Fundamentally, Giocoso is written in the belief that not all music is nails, so not all music players should be hammers! It is a tool tailored for playing certain kinds of music in a particular kind of way. If you don't fit its model, it's not going to fit your requirements, therefore.

4.0 What's with the name?

As a classical music fan, you will probably already know that the word giocoso is a tempo indication that means ‘lively, humorous, joyful’ or, particularly, ‘playful’. I couldn’t think of a better name for something designed to ‘play’ my music collection in a way that brings me joy and makes music choices for me that are always fresh and lively.

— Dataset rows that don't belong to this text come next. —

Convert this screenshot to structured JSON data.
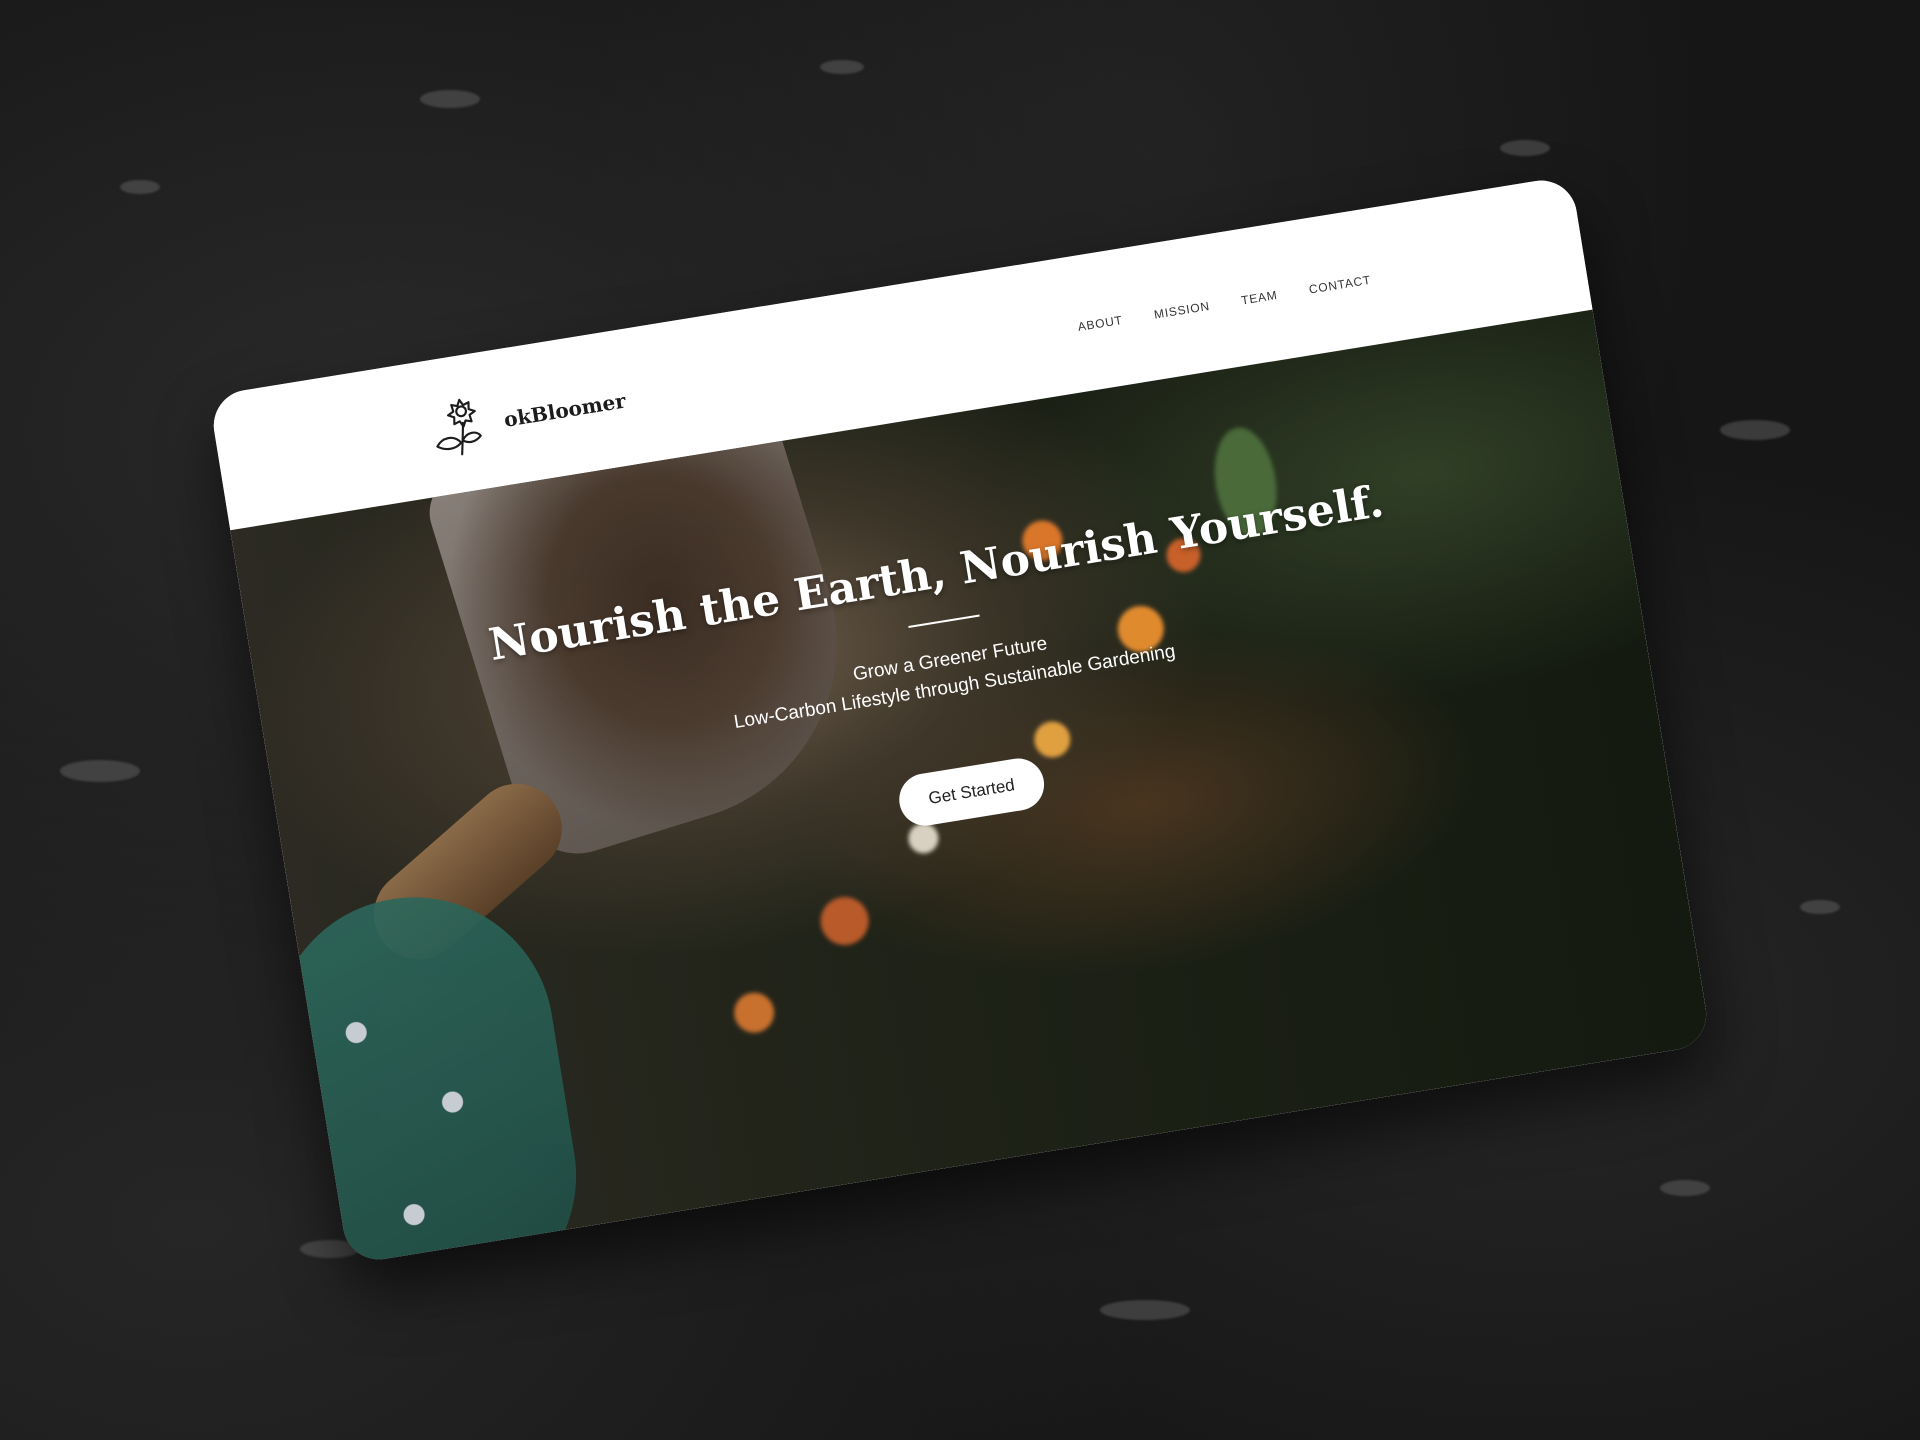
{
  "brand": {
    "name": "okBloomer",
    "logo_icon": "flower-icon"
  },
  "nav": {
    "items": [
      {
        "label": "ABOUT"
      },
      {
        "label": "MISSION"
      },
      {
        "label": "TEAM"
      },
      {
        "label": "CONTACT"
      }
    ]
  },
  "hero": {
    "title": "Nourish the Earth, Nourish Yourself.",
    "subtitle_line1": "Grow a Greener Future",
    "subtitle_line2": "Low-Carbon Lifestyle through Sustainable Gardening",
    "cta_label": "Get Started"
  },
  "colors": {
    "background": "#161616",
    "card": "#ffffff",
    "hero_dark": "#1e2217",
    "text_light": "#ffffff",
    "text_dark": "#1c1c1c"
  }
}
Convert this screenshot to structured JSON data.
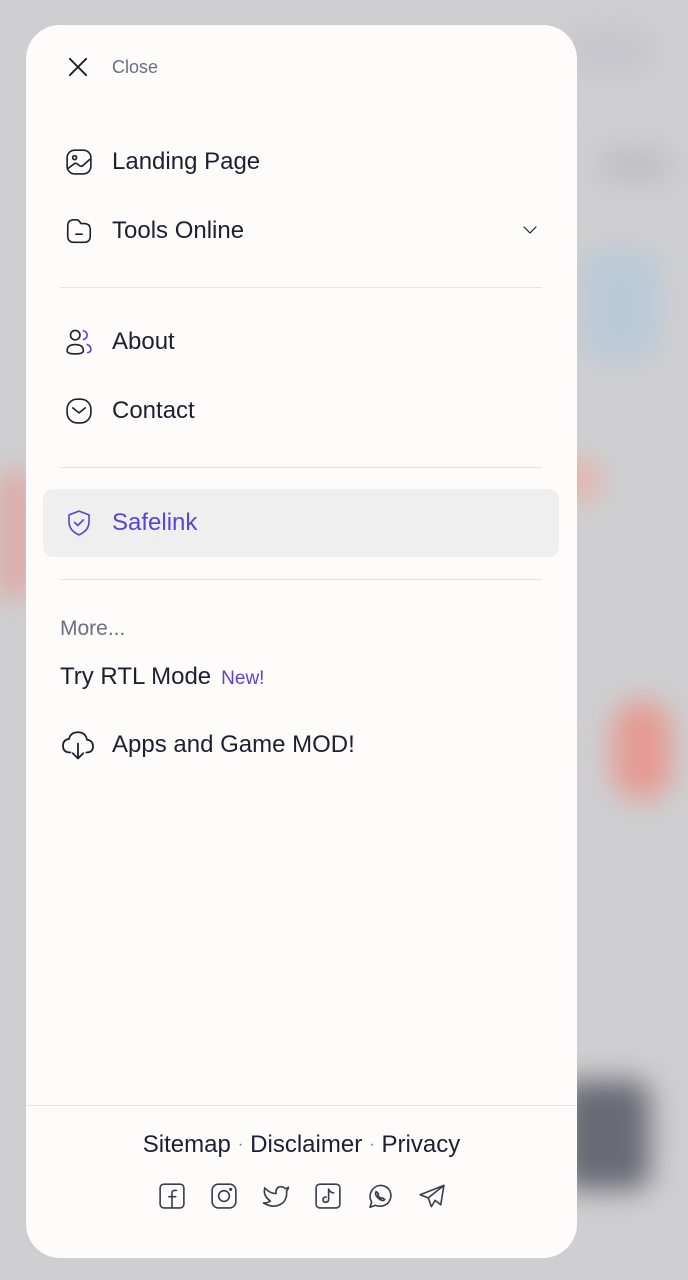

On a slightly less cerebral note, a random search for ‘giocoso’ one day brought forth pictures of a party-mode cat. Adoring cats almost as much as I adore music (and wine!), I thought the pairing was ideal.

Joe Playful (and his feline brethren) are thus the official mascots of Giocoso. They will be used relentlessly in all future documentation and news releases about the program!

Meanwhile, regardless of why the name came about, draw inspiration from the party-loving cats and feel free to use Giocoso to listen to your classical music collection in new, insightful and, above all, playful ways!